= Fermin Rocker =

British painter (1907–2004)

Fermin Rocker (22 December 1907 – 18 October 2004) was a British painter and book illustrator. He was the son of the anarcho-syndicalist theorist and activist Rudolf Rocker, a German, who had moved to London 1895, and Milly Witkop, a Ukrainian Jew, an anarchist and a feminist activist, who had fled to London in 1894.

==Biography==
Rocker was born in Stepney, East London in 1907 and named after the Spanish anarchist and mayor of Cádiz Fermín Salvochea. During his youth, he got to know many prominent anarchists such as Errico Malatesta and Peter Kropotkin and often attended anarchist meetings with his father, a prominent activist, whom he fondly recalls in his 1998 memoir. Later he would also meet Augustin Souchy, Emma Goldman, Alexander Berkman, Erich Mühsam, Nestor Makhno, and Buenaventura Durruti. During this period he learned to draw, guided by his half-brother Rudolph, and exhibited a natural aptitude.

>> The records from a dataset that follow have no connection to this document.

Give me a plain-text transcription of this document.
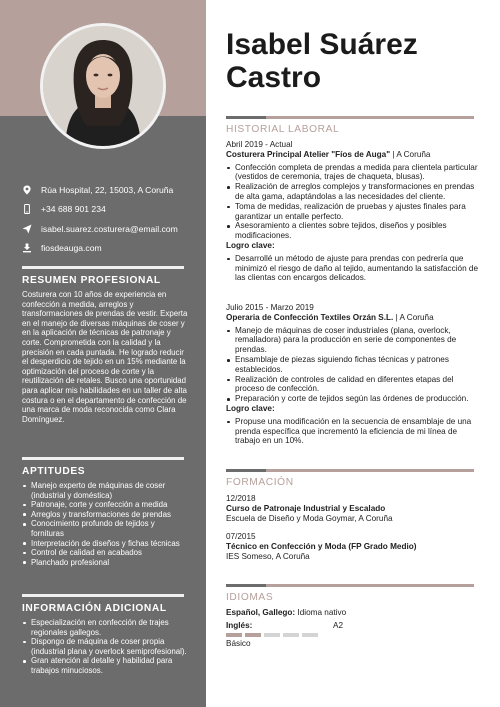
Rúa Hospital, 22, 15003, A Coruña
+34 688 901 234
isabel.suarez.costurera@email.com
fiosdeauga.com
RESUMEN PROFESIONAL
Costurera con 10 años de experiencia en confección a medida, arreglos y transformaciones de prendas de vestir. Experta en el manejo de diversas máquinas de coser y en la aplicación de técnicas de patronaje y corte. Comprometida con la calidad y la precisión en cada puntada. He logrado reducir el desperdicio de tejido en un 15% mediante la optimización del proceso de corte y la reutilización de retales. Busco una oportunidad para aplicar mis habilidades en un taller de alta costura o en el departamento de confección de una marca de moda reconocida como Clara Domínguez.
APTITUDES
Manejo experto de máquinas de coser (industrial y doméstica)
Patronaje, corte y confección a medida
Arreglos y transformaciones de prendas
Conocimiento profundo de tejidos y fornituras
Interpretación de diseños y fichas técnicas
Control de calidad en acabados
Planchado profesional
INFORMACIÓN ADICIONAL
Especialización en confección de trajes regionales gallegos.
Dispongo de máquina de coser propia (industrial plana y overlock semiprofesional).
Gran atención al detalle y habilidad para trabajos minuciosos.
Isabel Suárez
Castro
HISTORIAL LABORAL
Abril 2019 - Actual
Costurera Principal Atelier "Fíos de Auga" | A Coruña
Confección completa de prendas a medida para clientela particular (vestidos de ceremonia, trajes de chaqueta, blusas).
Realización de arreglos complejos y transformaciones en prendas de alta gama, adaptándolas a las necesidades del cliente.
Toma de medidas, realización de pruebas y ajustes finales para garantizar un entalle perfecto.
Asesoramiento a clientes sobre tejidos, diseños y posibles modificaciones.
Logro clave:
Desarrollé un método de ajuste para prendas con pedrería que minimizó el riesgo de daño al tejido, aumentando la satisfacción de las clientas con encargos delicados.
Julio 2015 - Marzo 2019
Operaria de Confección Textiles Orzán S.L. | A Coruña
Manejo de máquinas de coser industriales (plana, overlock, remalladora) para la producción en serie de componentes de prendas.
Ensamblaje de piezas siguiendo fichas técnicas y patrones establecidos.
Realización de controles de calidad en diferentes etapas del proceso de confección.
Preparación y corte de tejidos según las órdenes de producción.
Logro clave:
Propuse una modificación en la secuencia de ensamblaje de una prenda específica que incrementó la eficiencia de mi línea de trabajo en un 10%.
FORMACIÓN
12/2018
Curso de Patronaje Industrial y Escalado
Escuela de Diseño y Moda Goymar, A Coruña
07/2015
Técnico en Confección y Moda (FP Grado Medio)
IES Someso, A Coruña
IDIOMAS
Español, Gallego: Idioma nativo
Inglés:	A2
Básico
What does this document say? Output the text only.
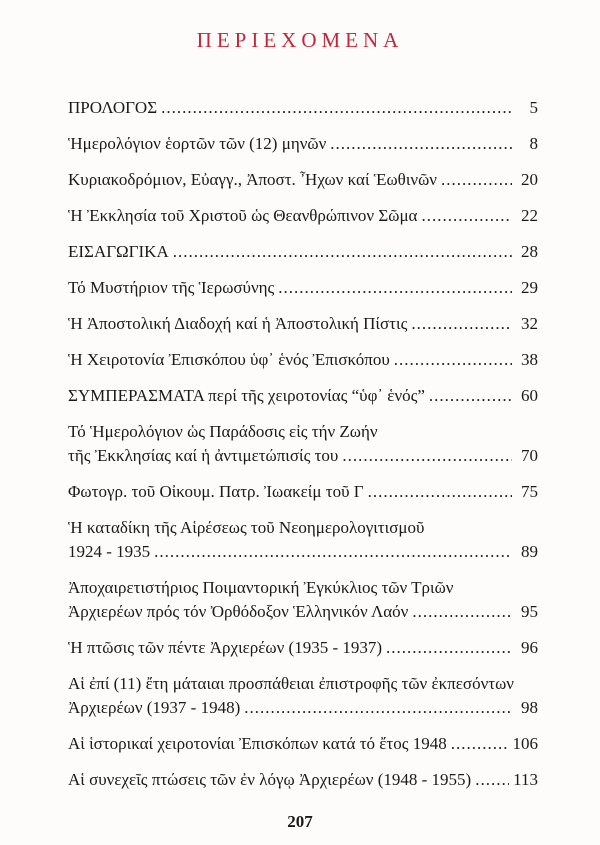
ΠΕΡΙΕΧΟΜΕΝΑ
ΠΡΟΛΟΓΟΣ .....	5
Ἡμερολόγιον ἑορτῶν τῶν (12) μηνῶν .....	8
Κυριακοδρόμιον, Εὐαγγ., Ἀποστ. Ἦχων καί Ἑωθινῶν .....	20
Ἡ Ἐκκλησία τοῦ Χριστοῦ ὡς Θεανθρώπινον Σῶμα .....	22
ΕΙΣΑΓΩΓΙΚΑ .....	28
Τό Μυστήριον τῆς Ἱερωσύνης .....	29
Ἡ Ἀποστολική Διαδοχή καί ἡ Ἀποστολική Πίστις .....	32
Ἡ Χειροτονία Ἐπισκόπου ὑφ᾽ ἑνός Ἐπισκόπου .....	38
ΣΥΜΠΕΡΑΣΜΑΤΑ περί τῆς χειροτονίας “ὑφ᾽ ἑνός” .....	60
Τό Ἡμερολόγιον ὡς Παράδοσις εἰς τήν Ζωήν
τῆς Ἐκκλησίας καί ἡ ἀντιμετώπισίς του .....	70
Φωτογρ. τοῦ Οἰκουμ. Πατρ. Ἰωακείμ τοῦ Γ .....	75
Ἡ καταδίκη τῆς Αἱρέσεως τοῦ Νεοημερολογιτισμοῦ
1924 - 1935 .....	89
Ἀποχαιρετιστήριος Ποιμαντορική Ἐγκύκλιος τῶν Τριῶν
Ἀρχιερέων πρός τόν Ὀρθόδοξον Ἑλληνικόν Λαόν .....	95
Ἡ πτῶσις τῶν πέντε Ἀρχιερέων (1935 - 1937) .....	96
Αἱ ἐπί (11) ἔτη μάταιαι προσπάθειαι ἐπιστροφῆς τῶν ἐκπεσόντων
Ἀρχιερέων (1937 - 1948) .....	98
Αἱ ἱστορικαί χειροτονίαι Ἐπισκόπων κατά τό ἔτος 1948 .....	106
Αἱ συνεχεῖς πτώσεις τῶν ἐν λόγῳ Ἀρχιερέων (1948 - 1955) ..... 113
207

When World War I broke out, both his parents were interned as enemy aliens, along with many naturalised Germans and Russians, his father in 1914, his mother in 1916. In 1918, they were released and moved to the Netherlands, then rapidly to Berlin where his artistic practice developed. Fermin Rocker trained as a lithographer. His early works consisted of sketches, watercolours, and graphic work. He also started mixing in the artist milieu of Berlin.

In 1929, Rocker followed his father on a lecture tour in the United States. Contrary to his original plans, he remained in New York. After the Machtergreifung in 1933, his parents joined him there to live in a rural commune in New York State. He worked as draftsman, a cartoon animator, a commercial artist, and as a book illustrator. Among his employers was the Survey Graphic. In 1944, he had his first one-man exhibition in New York. His works would also be exhibited at the Brooklyn Museum of Art, the Whitney Museum, and the Chicago Art Institute. The Library of Congress bought some works of his. In 1946, he received a prize from the Philadelphia Print Club for his graphic works. In 1952, he married Ruth Robins, a dentist from California who he had met in New York. In the same year, his mother died; three years later his father followed.

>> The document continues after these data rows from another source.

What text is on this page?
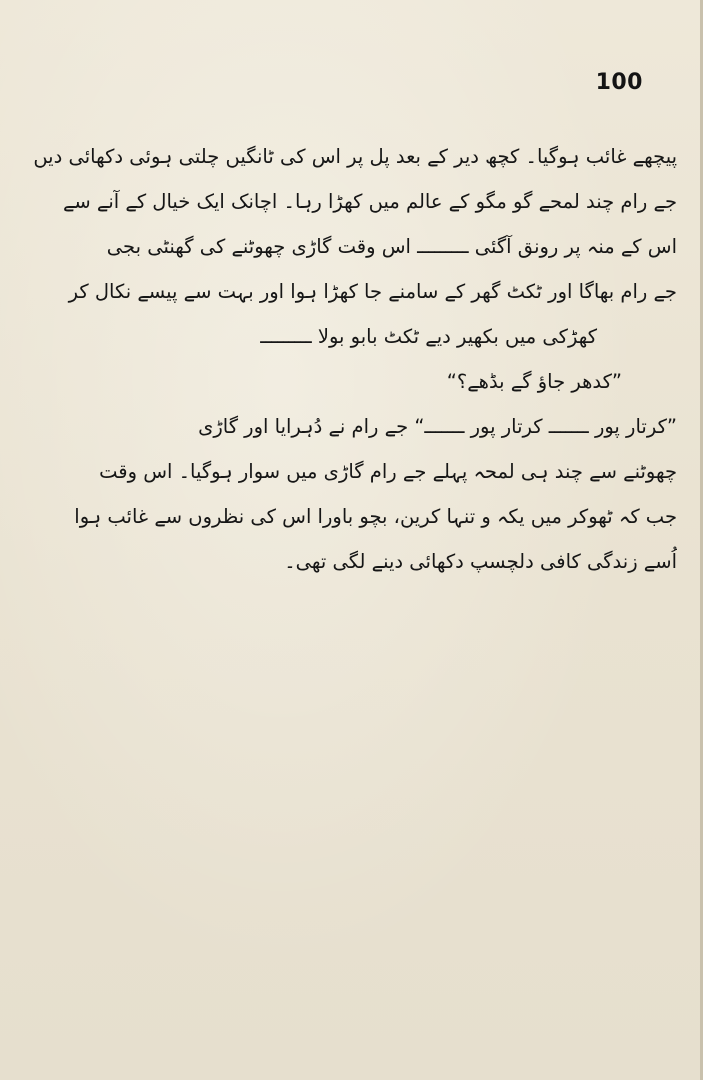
100
پیچھے غائب ہوگیا۔ کچھ دیر کے بعد پل پر اس کی ٹانگیں چلتی ہوئی دکھائی دیں
جے رام چند لمحے گو مگو کے عالم میں کھڑا رہا۔ اچانک ایک خیال کے آنے سے
اس کے منہ پر رونق آگئی ـــــــــ اس وقت گاڑی چھوٹنے کی گھنٹی بجی
جے رام بھاگا اور ٹکٹ گھر کے سامنے جا کھڑا ہوا اور بہت سے پیسے نکال کر
کھڑکی میں بکھیر دیے ٹکٹ بابو بولا ـــــــــ
”کدھر جاؤ گے بڈھے؟“
”کرتار پور ـــــــ کرتار پور ـــــــ“ جے رام نے دُہرایا اور گاڑی
چھوٹنے سے چند ہی لمحہ پہلے جے رام گاڑی میں سوار ہوگیا۔ اس وقت
جب کہ ٹھوکر میں یکہ و تنہا کرین، بچو باورا اس کی نظروں سے غائب ہوا
اُسے زندگی کافی دلچسپ دکھائی دینے لگی تھی۔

In 1956, he visited the United Kingdom for the first time since 1929. His wife liked the continent so much that she returned to settle in England in 1970, Fermin following her in 1972, to escape the crime and expensive rents in New York, and because Rocker thought New York had become ugly. He and Ruth lived in Tufnell Park for the rest of their long lives. Rocker illustrated books for the Oxford University Press and did paintings on the side. Mick Jagger bought a painting for £4,000 from him depicting Basque refugees fleeing Franco's allies towards the French border.

Aside from his animation work, Rocker worked in the realist tradition, mostly landscape paintings with warm colors up to this point. His images were rarely overtly political and after his move to New York he had mostly concentrated on oil paintings of intimate everyday scenes. Once back in London, his style evolved. He started painting still lifes and even political paintings such as the one he sold to Jagger. His colour palette became darker and more melancholy.

Rocker's relationship to Anarchism was ambiguous. He was deterred by the endless feuds and factionalism within Anarchism and acknowledged that capitalism had raised the standard of living.

After Rocker turned 65, he quit illustrating and concentrated on painting instead. He had 13 solo exhibitions in the last twenty years of his life, mostly at Stephen Bartley Gallery, in Chelsea, London. In 1989, Ruth Rocker died and the same year he published an account of his childhood in London. Rocker died peacefully aged 96 on 18 October 2004.